Perhaps if Governor Perry worked to pass a Texas state income tax, the illegal immigrant population there would plummet (of course, he’d have an even bigger challenge in winning the Republican nomination as a tax-hiker).
This brings us to a final observation. Other than raising taxes to the bone-crushing New York level, just how much can a state do in the realm of illegal immigration, a basic Federal responsibility? The answer appears to be not much, given Arizona’s high-profile efforts at curbing illegal immigration and given that Arizona’s per capita illegal immigrant population is greater than that of all states except Nevada.
Having served as a governor is excellent preparation for being President. That said, a governor has different responsibilities than does a President.

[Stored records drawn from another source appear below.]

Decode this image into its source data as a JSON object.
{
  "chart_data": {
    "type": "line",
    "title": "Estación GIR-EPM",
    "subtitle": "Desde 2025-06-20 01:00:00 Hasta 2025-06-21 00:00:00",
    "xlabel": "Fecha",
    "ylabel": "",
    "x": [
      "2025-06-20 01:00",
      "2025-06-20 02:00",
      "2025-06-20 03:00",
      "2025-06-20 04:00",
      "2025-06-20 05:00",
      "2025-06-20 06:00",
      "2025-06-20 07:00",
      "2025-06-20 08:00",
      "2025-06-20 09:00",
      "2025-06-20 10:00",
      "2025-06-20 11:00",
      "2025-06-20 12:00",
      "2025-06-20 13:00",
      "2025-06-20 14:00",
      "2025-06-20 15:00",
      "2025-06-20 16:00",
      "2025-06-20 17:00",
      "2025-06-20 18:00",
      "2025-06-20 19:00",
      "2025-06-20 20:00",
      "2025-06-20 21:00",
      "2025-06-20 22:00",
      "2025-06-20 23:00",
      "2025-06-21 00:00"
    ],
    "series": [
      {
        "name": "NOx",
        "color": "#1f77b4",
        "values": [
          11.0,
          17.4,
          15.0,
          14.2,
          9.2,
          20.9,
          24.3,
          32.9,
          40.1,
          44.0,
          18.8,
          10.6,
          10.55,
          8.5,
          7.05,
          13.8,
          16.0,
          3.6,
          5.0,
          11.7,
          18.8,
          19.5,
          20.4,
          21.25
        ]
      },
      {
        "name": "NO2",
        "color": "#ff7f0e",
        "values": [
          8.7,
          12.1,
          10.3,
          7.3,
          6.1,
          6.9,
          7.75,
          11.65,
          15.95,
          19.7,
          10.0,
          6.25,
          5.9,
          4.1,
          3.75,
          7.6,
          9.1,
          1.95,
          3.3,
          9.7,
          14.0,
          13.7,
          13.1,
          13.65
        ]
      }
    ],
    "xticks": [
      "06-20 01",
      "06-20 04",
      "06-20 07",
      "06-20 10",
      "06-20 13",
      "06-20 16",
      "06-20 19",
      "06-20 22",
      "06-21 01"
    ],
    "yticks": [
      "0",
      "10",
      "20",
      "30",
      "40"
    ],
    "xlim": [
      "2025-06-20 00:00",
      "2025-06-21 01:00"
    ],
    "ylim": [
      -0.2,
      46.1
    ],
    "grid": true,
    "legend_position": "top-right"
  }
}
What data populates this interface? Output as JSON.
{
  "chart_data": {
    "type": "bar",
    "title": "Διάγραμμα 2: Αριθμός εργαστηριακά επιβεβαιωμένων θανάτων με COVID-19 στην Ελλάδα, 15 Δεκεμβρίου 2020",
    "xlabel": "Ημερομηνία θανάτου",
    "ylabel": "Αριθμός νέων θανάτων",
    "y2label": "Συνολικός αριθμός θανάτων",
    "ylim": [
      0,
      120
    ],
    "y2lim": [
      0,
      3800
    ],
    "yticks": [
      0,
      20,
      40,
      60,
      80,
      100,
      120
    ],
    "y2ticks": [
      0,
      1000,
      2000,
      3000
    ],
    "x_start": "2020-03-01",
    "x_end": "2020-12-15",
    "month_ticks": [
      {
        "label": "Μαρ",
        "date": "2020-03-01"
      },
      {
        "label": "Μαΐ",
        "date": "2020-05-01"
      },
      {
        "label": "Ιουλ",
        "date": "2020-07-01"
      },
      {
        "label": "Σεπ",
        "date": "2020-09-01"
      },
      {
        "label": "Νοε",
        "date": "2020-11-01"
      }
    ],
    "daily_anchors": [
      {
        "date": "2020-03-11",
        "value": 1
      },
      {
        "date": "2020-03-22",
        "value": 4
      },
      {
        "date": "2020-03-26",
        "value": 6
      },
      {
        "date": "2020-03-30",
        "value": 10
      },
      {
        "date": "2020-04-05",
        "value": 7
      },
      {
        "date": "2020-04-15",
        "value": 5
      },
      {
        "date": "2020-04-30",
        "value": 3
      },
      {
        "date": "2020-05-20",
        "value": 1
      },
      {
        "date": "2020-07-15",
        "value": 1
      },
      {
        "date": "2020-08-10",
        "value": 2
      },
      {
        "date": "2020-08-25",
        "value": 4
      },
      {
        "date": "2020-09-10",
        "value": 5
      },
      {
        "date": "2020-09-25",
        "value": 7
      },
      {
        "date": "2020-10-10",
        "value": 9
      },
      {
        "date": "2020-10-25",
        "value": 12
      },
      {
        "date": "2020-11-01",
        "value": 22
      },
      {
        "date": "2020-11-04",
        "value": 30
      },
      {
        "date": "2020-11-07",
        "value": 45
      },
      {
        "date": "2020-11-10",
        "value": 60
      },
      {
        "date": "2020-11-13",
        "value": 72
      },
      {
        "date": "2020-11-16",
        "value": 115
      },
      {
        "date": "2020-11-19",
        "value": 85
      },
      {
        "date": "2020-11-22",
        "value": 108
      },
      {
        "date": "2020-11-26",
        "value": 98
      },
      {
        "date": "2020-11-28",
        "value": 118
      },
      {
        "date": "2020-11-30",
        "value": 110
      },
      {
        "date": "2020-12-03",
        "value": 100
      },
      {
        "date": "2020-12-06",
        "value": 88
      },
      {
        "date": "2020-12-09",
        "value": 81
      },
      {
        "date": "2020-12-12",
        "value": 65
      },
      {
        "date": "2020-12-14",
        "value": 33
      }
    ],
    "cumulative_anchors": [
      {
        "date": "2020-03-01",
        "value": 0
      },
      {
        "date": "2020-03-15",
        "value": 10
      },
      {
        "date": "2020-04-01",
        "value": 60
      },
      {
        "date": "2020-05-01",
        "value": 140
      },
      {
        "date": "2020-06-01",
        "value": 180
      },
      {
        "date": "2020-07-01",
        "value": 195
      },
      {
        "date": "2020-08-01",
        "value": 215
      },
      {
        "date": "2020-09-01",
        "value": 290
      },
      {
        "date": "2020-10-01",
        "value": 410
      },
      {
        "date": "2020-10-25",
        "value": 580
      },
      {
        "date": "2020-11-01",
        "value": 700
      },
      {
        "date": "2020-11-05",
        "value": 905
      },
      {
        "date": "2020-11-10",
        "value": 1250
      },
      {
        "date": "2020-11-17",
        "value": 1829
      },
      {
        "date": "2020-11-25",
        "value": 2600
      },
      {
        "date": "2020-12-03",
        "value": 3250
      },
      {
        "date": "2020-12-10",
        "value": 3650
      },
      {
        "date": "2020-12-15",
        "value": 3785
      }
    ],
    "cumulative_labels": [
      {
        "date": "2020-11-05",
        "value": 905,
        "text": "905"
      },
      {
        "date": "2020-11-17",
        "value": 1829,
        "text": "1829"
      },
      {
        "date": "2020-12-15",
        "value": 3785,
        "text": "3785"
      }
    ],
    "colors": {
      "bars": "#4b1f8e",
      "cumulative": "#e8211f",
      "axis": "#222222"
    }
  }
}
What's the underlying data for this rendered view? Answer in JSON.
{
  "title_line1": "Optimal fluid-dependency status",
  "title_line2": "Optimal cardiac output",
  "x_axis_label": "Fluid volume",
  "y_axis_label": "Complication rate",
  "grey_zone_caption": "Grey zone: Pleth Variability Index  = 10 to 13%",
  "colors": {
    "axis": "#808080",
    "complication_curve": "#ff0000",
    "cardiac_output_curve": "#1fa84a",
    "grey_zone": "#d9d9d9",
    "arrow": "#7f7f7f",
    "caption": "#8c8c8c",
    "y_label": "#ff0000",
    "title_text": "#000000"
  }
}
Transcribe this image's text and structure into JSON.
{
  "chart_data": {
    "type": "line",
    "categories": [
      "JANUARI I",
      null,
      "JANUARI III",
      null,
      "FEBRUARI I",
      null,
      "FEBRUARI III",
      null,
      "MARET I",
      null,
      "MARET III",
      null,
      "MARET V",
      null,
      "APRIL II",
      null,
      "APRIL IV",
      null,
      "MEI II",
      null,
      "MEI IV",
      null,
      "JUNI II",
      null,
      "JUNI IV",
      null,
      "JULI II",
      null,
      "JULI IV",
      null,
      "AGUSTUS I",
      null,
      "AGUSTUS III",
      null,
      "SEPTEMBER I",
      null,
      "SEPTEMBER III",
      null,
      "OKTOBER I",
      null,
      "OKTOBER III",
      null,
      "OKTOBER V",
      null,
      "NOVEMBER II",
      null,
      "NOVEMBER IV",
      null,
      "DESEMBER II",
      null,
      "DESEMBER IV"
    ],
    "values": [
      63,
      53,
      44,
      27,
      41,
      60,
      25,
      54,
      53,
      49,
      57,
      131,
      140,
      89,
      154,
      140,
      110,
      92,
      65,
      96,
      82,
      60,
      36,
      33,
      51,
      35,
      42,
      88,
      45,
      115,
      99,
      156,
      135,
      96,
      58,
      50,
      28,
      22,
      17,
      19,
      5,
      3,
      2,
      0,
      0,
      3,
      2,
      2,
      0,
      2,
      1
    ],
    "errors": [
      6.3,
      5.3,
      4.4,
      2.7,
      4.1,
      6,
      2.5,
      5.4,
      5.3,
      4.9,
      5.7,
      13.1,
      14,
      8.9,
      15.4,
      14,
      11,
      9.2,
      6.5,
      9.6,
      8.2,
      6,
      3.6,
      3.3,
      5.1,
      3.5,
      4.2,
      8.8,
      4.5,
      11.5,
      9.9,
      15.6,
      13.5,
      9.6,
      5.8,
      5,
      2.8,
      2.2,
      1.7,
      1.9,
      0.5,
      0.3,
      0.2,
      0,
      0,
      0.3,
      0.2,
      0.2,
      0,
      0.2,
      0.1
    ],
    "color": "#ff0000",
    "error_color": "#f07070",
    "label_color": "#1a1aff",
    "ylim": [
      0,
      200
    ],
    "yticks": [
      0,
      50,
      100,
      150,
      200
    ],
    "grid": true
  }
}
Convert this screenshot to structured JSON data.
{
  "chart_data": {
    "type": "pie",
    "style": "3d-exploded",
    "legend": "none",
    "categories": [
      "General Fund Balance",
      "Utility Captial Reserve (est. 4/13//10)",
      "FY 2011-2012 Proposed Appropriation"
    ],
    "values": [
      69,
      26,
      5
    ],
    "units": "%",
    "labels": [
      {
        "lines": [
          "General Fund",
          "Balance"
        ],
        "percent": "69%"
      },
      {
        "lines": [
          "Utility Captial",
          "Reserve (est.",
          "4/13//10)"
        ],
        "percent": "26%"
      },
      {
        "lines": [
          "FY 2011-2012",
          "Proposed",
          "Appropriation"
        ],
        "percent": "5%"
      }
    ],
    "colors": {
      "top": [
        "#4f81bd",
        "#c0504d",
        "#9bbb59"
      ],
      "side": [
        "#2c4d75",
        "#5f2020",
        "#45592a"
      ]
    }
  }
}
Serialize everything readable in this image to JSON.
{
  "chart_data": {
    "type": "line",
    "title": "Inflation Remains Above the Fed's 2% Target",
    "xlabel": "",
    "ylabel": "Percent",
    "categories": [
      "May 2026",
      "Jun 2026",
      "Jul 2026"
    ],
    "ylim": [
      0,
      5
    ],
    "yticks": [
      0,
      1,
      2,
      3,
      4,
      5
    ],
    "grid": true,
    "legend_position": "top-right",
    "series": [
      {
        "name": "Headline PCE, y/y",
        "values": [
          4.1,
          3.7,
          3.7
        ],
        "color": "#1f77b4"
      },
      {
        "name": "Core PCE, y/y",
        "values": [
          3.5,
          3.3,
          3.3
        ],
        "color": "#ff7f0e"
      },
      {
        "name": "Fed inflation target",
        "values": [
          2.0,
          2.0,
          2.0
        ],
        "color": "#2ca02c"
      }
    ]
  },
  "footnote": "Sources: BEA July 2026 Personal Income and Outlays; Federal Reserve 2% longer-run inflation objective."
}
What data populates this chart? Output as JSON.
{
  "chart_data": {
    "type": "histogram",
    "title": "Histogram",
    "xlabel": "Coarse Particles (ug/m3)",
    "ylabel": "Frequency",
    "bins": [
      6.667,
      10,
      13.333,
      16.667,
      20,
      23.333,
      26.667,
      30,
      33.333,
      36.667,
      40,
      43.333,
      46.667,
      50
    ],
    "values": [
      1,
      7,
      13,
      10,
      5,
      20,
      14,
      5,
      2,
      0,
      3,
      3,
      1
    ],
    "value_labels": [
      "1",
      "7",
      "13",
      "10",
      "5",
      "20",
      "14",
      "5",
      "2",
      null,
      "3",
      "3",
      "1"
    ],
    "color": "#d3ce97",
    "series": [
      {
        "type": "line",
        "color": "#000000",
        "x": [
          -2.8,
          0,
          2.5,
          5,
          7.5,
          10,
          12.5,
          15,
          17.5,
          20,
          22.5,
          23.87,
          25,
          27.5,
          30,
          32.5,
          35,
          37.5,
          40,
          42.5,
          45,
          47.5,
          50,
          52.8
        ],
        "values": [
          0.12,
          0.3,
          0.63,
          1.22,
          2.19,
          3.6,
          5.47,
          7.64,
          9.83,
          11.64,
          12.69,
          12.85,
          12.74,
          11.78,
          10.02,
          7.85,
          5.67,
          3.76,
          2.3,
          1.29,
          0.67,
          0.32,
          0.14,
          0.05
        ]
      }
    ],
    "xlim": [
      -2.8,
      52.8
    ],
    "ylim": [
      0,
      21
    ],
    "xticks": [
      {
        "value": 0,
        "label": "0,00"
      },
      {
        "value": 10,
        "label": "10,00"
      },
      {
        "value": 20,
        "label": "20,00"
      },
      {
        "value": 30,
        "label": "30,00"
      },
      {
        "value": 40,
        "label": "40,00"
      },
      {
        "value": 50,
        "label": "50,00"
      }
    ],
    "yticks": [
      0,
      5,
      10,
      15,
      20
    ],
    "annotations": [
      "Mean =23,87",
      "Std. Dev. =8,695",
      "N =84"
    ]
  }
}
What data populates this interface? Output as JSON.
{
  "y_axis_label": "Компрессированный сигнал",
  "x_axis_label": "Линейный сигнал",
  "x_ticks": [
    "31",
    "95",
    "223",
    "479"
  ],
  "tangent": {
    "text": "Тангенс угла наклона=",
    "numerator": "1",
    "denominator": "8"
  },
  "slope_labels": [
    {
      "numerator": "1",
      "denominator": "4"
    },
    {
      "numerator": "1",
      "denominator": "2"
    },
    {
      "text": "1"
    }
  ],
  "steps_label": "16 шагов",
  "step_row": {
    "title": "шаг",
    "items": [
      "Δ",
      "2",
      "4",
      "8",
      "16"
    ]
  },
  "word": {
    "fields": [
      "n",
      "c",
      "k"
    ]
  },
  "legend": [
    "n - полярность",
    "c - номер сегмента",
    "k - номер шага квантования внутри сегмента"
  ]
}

Rather than focusing on what education bill Perry signed into law in 2001, Republicans should be more concerned about what policies their prospective nominee has today on immigration, both legal and illegal. Do they approve of an amnesty on the scale of the 1986 amnesty that many Reagan Administration veterans later viewed as a huge error? Do they want to change an H-1B visa program that business sees as a way to keep technical labor costs down but that many highly-skilled American workers see as undermining their ability to earn a good living? How do they propose to better secure the border, and can they do it without eroding Americans’ liberty? These are proper questions for those who would be President and the sooner we can move beyond “gotcha” debate moments and into substantive policy discussion, the better.